I’m small compared to God. I’m more than small―I’m so infinitely small compared to an infinite God that the shortness of my life, the size of my body, the reach of my arm, the capacity of my memory, and every other measure of my being weigh less than a grain of sand. Less than an atom. Less than a particle, a quark.
And God is so big. I have always known, in theory, that God is bigger than I am, but how often do I forget that he is not only bigger than me, but bigger than the Earth, the Solar System, the Milky Way, the universe? It would be astounding enough to know a God with absolute control over this planet, but our God reigns over everything created―that is, everything other than him.
When I consider this God whose mind is unbelievably vast, to know the stars by name; whose sight is unimaginably transcendent, to see all things everywhere; whose being is so different from ours, to be outside of time, immutable; when I consider this God whom I dare to write about, I begin to feel my smallness. I am painfully insufficient to presume to know the Creator God. His ways are not my ways; his thoughts are not my thoughts. Who am I, then, to try to know him?
But I am also struck by God’s choice to create us in his image, that we would be relational not only with each other but with him. And I am astounded by God’s choice to be born into the world he created, taking on the true flesh and blood of humanity. How can the infinite, the immutable, the transcendent freely associate with the limited, the changeable, and the temporary? Yet that is what he did.
This is how we know God: not because he is inherently knowable or attainable, but because he wants to be known by us. Not because he exists for us, but because we were created with the very purpose of knowing him. Not because he is lowly, and not because we are great, but because he is gracious.

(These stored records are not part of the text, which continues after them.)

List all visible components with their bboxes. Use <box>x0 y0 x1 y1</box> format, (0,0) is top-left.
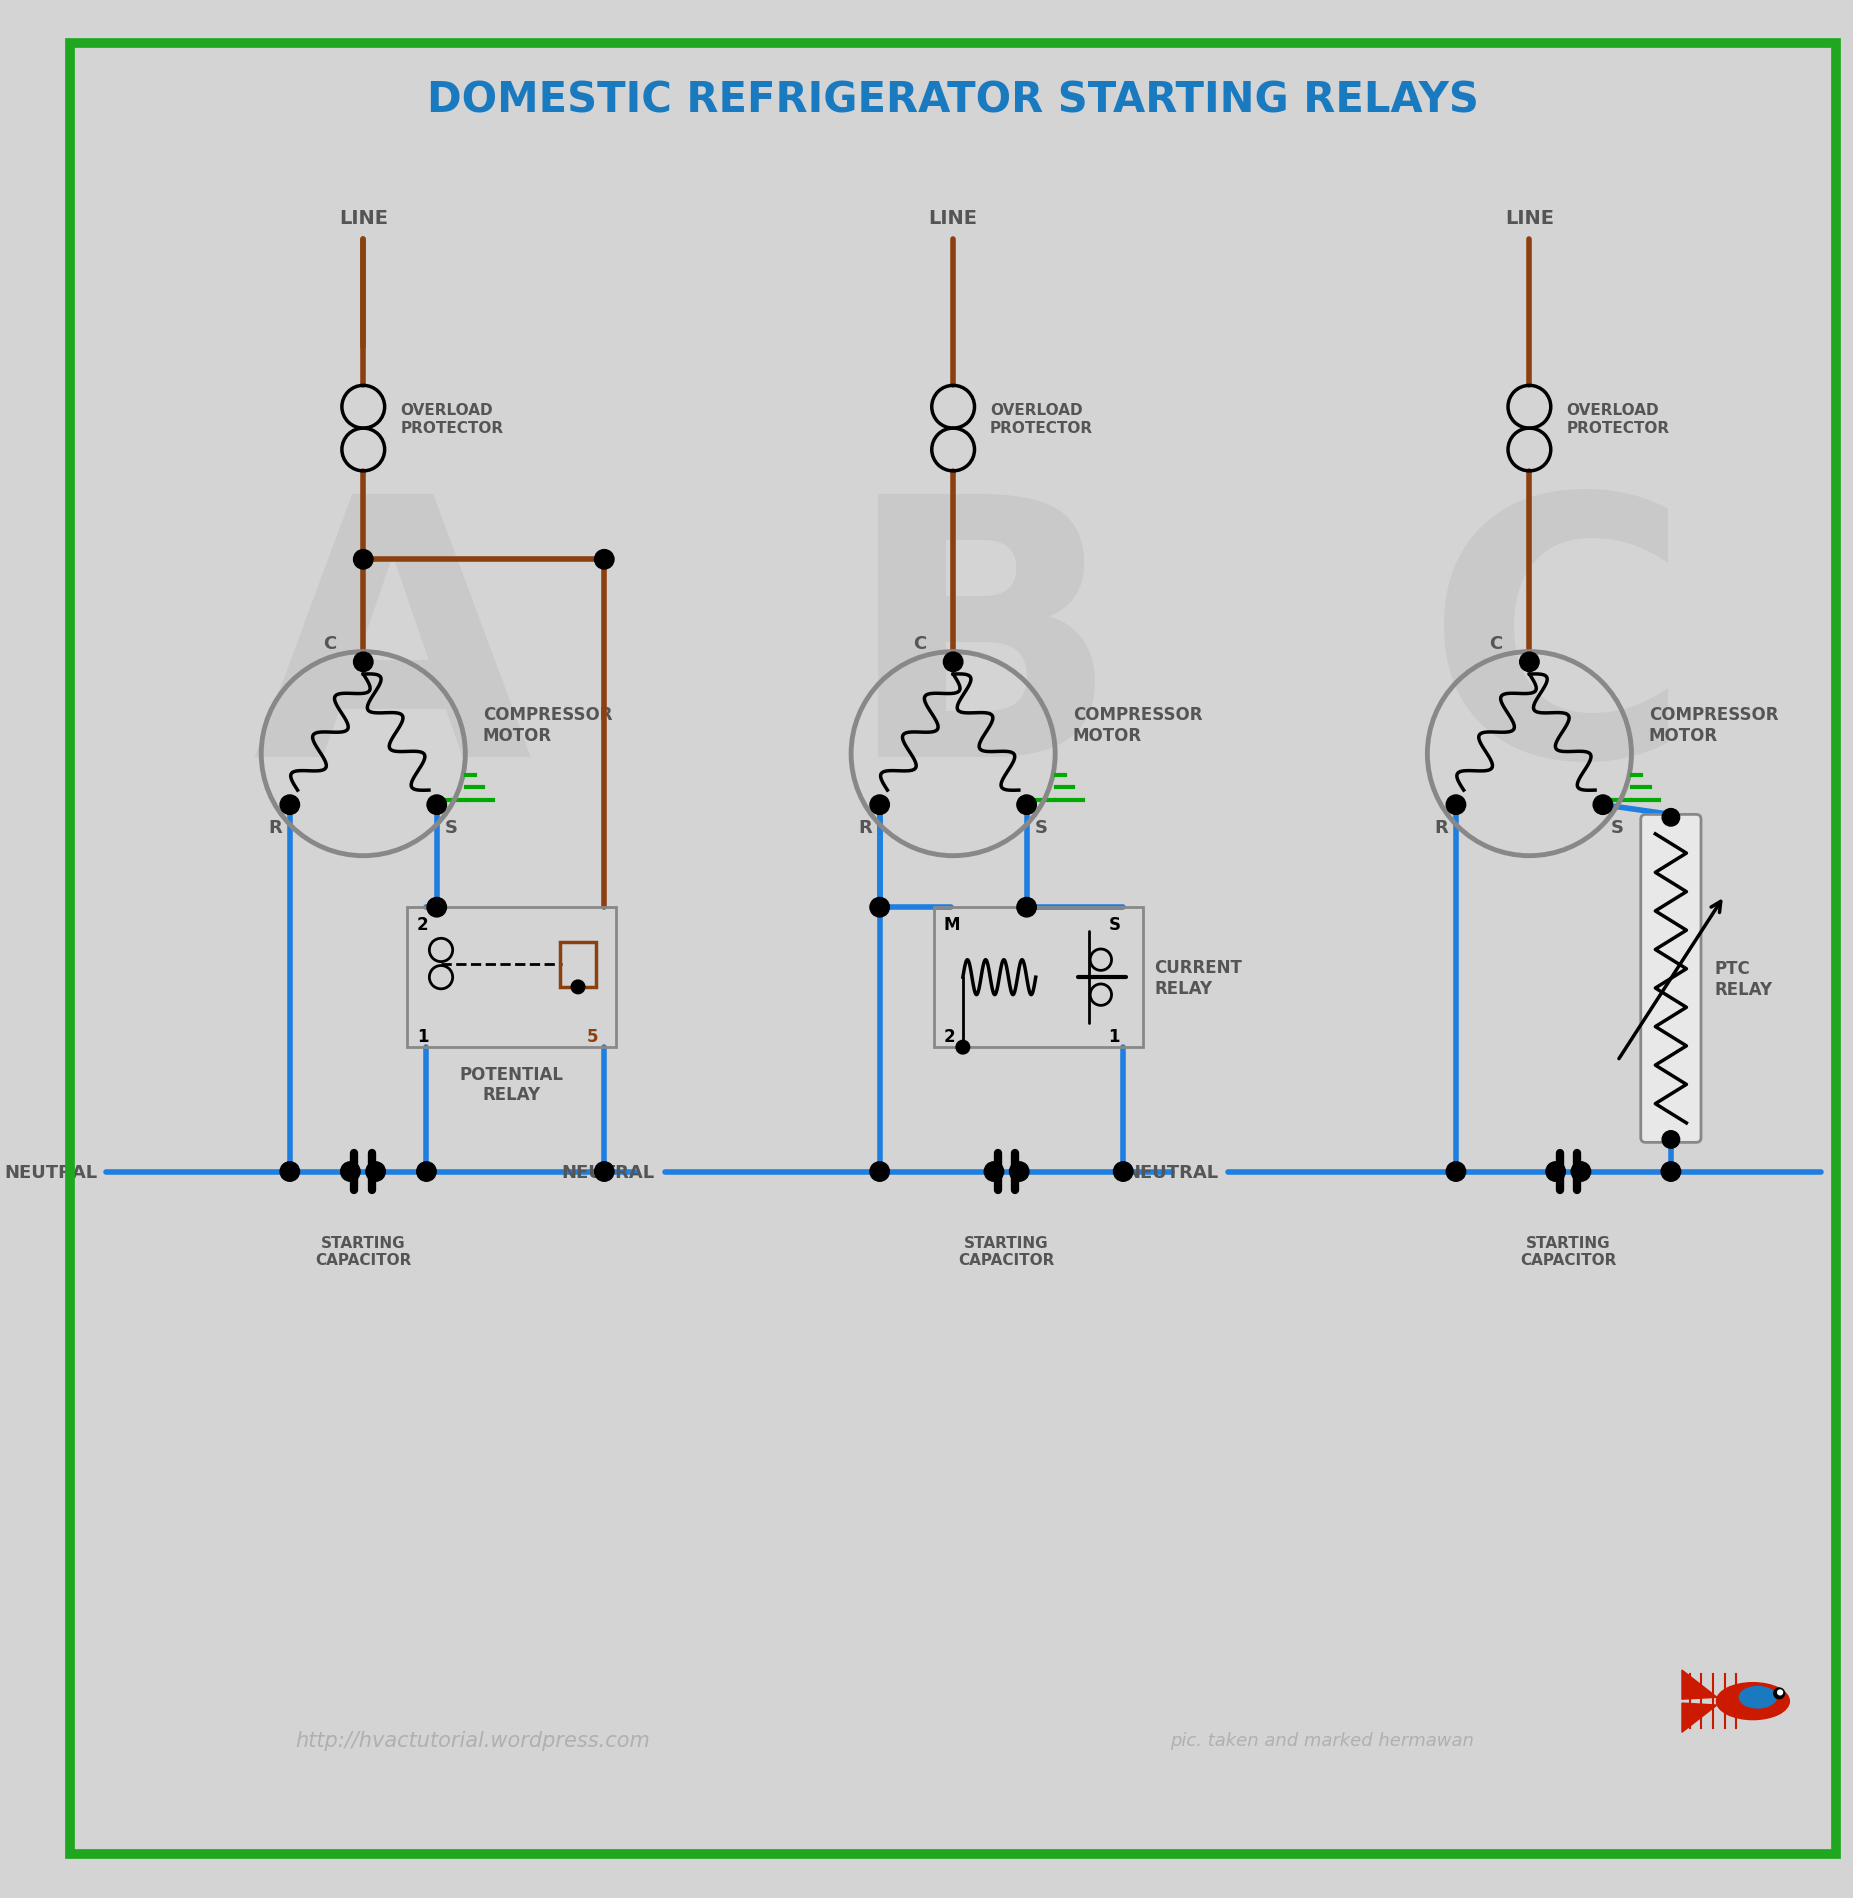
Circle shape <box>1017 795 1036 814</box>
Text: B: B <box>845 482 1119 831</box>
Text: R: R <box>1434 818 1449 837</box>
Circle shape <box>1773 1687 1784 1699</box>
Circle shape <box>1571 1162 1590 1182</box>
Text: LINE: LINE <box>339 209 387 228</box>
Circle shape <box>869 1162 889 1182</box>
Circle shape <box>426 898 447 917</box>
Circle shape <box>1445 795 1466 814</box>
Text: 5: 5 <box>587 1027 599 1046</box>
Text: 1: 1 <box>417 1027 428 1046</box>
Text: 2: 2 <box>417 915 428 934</box>
Circle shape <box>417 1162 435 1182</box>
Circle shape <box>280 1162 300 1182</box>
Text: LINE: LINE <box>928 209 978 228</box>
Text: OVERLOAD
PROTECTOR: OVERLOAD PROTECTOR <box>400 402 504 435</box>
Text: S: S <box>1034 818 1047 837</box>
Circle shape <box>984 1162 1004 1182</box>
Text: C: C <box>1490 634 1503 653</box>
Text: 2: 2 <box>943 1027 954 1046</box>
Text: A: A <box>252 482 532 831</box>
Circle shape <box>1662 1131 1679 1148</box>
Text: R: R <box>269 818 282 837</box>
Polygon shape <box>1683 1670 1718 1699</box>
Text: NEUTRAL: NEUTRAL <box>561 1163 654 1181</box>
Text: 1: 1 <box>1108 1027 1119 1046</box>
Circle shape <box>571 981 586 995</box>
Text: STARTING
CAPACITOR: STARTING CAPACITOR <box>1519 1236 1616 1268</box>
Circle shape <box>1010 1162 1028 1182</box>
Text: S: S <box>445 818 458 837</box>
Circle shape <box>595 550 613 569</box>
Circle shape <box>943 653 964 672</box>
Text: PTC
RELAY: PTC RELAY <box>1714 960 1773 998</box>
Text: STARTING
CAPACITOR: STARTING CAPACITOR <box>315 1236 411 1268</box>
Circle shape <box>354 653 372 672</box>
Ellipse shape <box>1740 1687 1777 1708</box>
Bar <box>934 907 1143 1048</box>
Text: C: C <box>1427 482 1692 831</box>
Circle shape <box>1662 809 1679 828</box>
Circle shape <box>1594 795 1612 814</box>
Text: NEUTRAL: NEUTRAL <box>6 1163 98 1181</box>
Text: S: S <box>1108 915 1121 934</box>
Circle shape <box>1114 1162 1132 1182</box>
FancyBboxPatch shape <box>1640 814 1701 1143</box>
Text: M: M <box>943 915 960 934</box>
Text: http://hvactutorial.wordpress.com: http://hvactutorial.wordpress.com <box>295 1731 650 1750</box>
Text: R: R <box>858 818 873 837</box>
Text: COMPRESSOR
MOTOR: COMPRESSOR MOTOR <box>1649 706 1779 744</box>
Circle shape <box>365 1162 385 1182</box>
Text: COMPRESSOR
MOTOR: COMPRESSOR MOTOR <box>1073 706 1203 744</box>
Circle shape <box>1017 898 1036 917</box>
Text: C: C <box>914 634 926 653</box>
Text: COMPRESSOR
MOTOR: COMPRESSOR MOTOR <box>484 706 611 744</box>
Circle shape <box>1777 1689 1783 1695</box>
Text: OVERLOAD
PROTECTOR: OVERLOAD PROTECTOR <box>990 402 1093 435</box>
Circle shape <box>1519 653 1540 672</box>
Circle shape <box>426 795 447 814</box>
Text: STARTING
CAPACITOR: STARTING CAPACITOR <box>958 1236 1054 1268</box>
Text: NEUTRAL: NEUTRAL <box>1125 1163 1219 1181</box>
Circle shape <box>1445 1162 1466 1182</box>
Circle shape <box>354 550 372 569</box>
Circle shape <box>341 1162 359 1182</box>
Bar <box>560 943 597 987</box>
Text: OVERLOAD
PROTECTOR: OVERLOAD PROTECTOR <box>1566 402 1670 435</box>
Circle shape <box>956 1040 969 1055</box>
Circle shape <box>1660 1162 1681 1182</box>
Polygon shape <box>1683 1703 1718 1733</box>
Text: CURRENT
RELAY: CURRENT RELAY <box>1154 958 1242 996</box>
Circle shape <box>869 795 889 814</box>
Circle shape <box>595 1162 613 1182</box>
Text: POTENTIAL
RELAY: POTENTIAL RELAY <box>460 1065 563 1105</box>
Bar <box>408 907 615 1048</box>
Circle shape <box>1545 1162 1566 1182</box>
Text: pic. taken and marked hermawan: pic. taken and marked hermawan <box>1169 1731 1473 1750</box>
Text: DOMESTIC REFRIGERATOR STARTING RELAYS: DOMESTIC REFRIGERATOR STARTING RELAYS <box>428 80 1479 121</box>
Circle shape <box>869 898 889 917</box>
Text: S: S <box>1610 818 1623 837</box>
Text: C: C <box>322 634 335 653</box>
Ellipse shape <box>1716 1684 1790 1720</box>
Circle shape <box>280 795 300 814</box>
Text: LINE: LINE <box>1505 209 1555 228</box>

The thought struck me at once in a moment of joy and comfort. But perhaps not surprisingly, the Bible has already put my thoughts into words. Listen to Psalm 8:
O Lord, our Lord,
how majestic is your name in all the earth!
You have set your glory above the heavens.
Out of the mouth of babies and infants,
you have established strength because of your foes,
to still the enemy and the avenger.
When I look at your heavens, the work of your fingers,
the moon and the stars, which you have set in place,
what is man that you are mindful of him,
and the son of man that you care for him?
Yet you have made him a little lower than the heavenly beings
and crowned him with glory and honor.
You have given him dominion over the works of your hands;
you have put all things under his feet,
all sheep and oxen,
and also the beasts of the field,
the birds of the heavens, and the fish of the sea,
whatever passes along the paths of the seas.
O Lord, our Lord,
how majestic is your name in all the earth!